01 Aug
2010

When choosing a mortgage, you need to consider more than just fixed-rate or adjustable home loans. You also need to consider affordability. Lenders can tell you how much of a mortgage you qualify for, but just because you qualify for a certain amount, this does not mean that you can easily afford that amount. Lenders consider your credit history, income, and financial information when deciding how much to offer you in a home loan, but ultimately only you can determine what you can really afford. When determining what you can afford, consider:

1) An amount below what you pay in rent. Keep in mind that owning a home is more expensive, as you will need to pay property taxes as well as home repairs, insurance, and other related costs. If your mortgage is the same as the rent you pay now, you will still end up paying quite a bit more in housing costs, and you may end up paying more than you can comfortably afford.

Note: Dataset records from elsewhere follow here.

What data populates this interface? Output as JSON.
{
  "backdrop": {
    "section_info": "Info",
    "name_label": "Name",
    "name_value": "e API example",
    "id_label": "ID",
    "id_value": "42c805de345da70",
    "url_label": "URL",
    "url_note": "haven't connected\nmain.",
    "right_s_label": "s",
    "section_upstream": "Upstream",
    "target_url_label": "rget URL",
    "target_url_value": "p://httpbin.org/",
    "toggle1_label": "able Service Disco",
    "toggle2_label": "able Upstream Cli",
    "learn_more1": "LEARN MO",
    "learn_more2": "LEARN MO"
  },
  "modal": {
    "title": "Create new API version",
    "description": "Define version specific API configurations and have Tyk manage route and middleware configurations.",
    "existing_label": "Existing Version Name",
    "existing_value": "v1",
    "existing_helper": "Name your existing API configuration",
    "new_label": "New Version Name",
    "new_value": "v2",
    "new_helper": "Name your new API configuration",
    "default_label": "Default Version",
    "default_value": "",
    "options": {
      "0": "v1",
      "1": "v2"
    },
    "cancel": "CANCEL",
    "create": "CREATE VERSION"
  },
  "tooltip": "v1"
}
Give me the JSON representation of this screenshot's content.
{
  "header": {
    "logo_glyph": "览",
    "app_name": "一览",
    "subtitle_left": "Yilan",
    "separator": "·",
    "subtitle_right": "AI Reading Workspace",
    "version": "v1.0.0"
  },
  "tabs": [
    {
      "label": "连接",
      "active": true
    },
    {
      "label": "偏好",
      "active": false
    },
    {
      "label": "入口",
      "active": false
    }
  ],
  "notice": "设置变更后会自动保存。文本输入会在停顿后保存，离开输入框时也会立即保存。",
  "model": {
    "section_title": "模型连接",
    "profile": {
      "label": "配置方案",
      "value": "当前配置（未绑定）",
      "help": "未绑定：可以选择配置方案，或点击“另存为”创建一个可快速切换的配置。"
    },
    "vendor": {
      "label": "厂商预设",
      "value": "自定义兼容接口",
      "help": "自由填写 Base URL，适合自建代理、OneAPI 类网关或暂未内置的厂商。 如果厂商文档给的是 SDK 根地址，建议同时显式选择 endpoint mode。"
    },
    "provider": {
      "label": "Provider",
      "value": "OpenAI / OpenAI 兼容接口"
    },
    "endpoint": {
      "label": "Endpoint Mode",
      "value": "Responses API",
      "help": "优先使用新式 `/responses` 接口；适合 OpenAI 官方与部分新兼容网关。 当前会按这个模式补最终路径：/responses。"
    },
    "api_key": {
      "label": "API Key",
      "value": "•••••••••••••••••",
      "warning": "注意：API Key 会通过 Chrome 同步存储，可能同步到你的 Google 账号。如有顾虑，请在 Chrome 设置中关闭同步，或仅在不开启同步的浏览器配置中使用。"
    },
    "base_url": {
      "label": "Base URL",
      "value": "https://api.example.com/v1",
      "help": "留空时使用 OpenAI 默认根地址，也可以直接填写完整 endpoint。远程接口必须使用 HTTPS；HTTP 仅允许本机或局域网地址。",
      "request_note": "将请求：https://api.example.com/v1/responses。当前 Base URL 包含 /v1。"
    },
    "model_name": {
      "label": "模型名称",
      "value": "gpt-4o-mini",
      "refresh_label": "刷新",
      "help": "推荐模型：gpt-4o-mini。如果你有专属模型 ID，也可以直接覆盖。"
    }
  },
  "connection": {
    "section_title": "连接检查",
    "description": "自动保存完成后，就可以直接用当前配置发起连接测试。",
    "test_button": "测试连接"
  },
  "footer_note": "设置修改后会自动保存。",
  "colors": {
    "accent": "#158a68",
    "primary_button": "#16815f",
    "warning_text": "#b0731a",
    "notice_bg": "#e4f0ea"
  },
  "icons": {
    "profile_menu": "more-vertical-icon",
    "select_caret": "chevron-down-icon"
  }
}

2) Consider your total take home pay and aim for a mortgage payment that keeps your total debt amount at no more than 40% of your income. That is, all your credit card payments, personal loans payments, car loans, and mortgage should not be more than 40% of your pay. This will leave you with a cushion for living costs.

3) Consider all your housing costs and ensure that those costs (including your mortgage) do not tally up to more than 32% of your total monthly income. Remember: your total housing costs will include not only your home loan, but also property insurance, property tax, repairs, utilities, and other essential housing costs.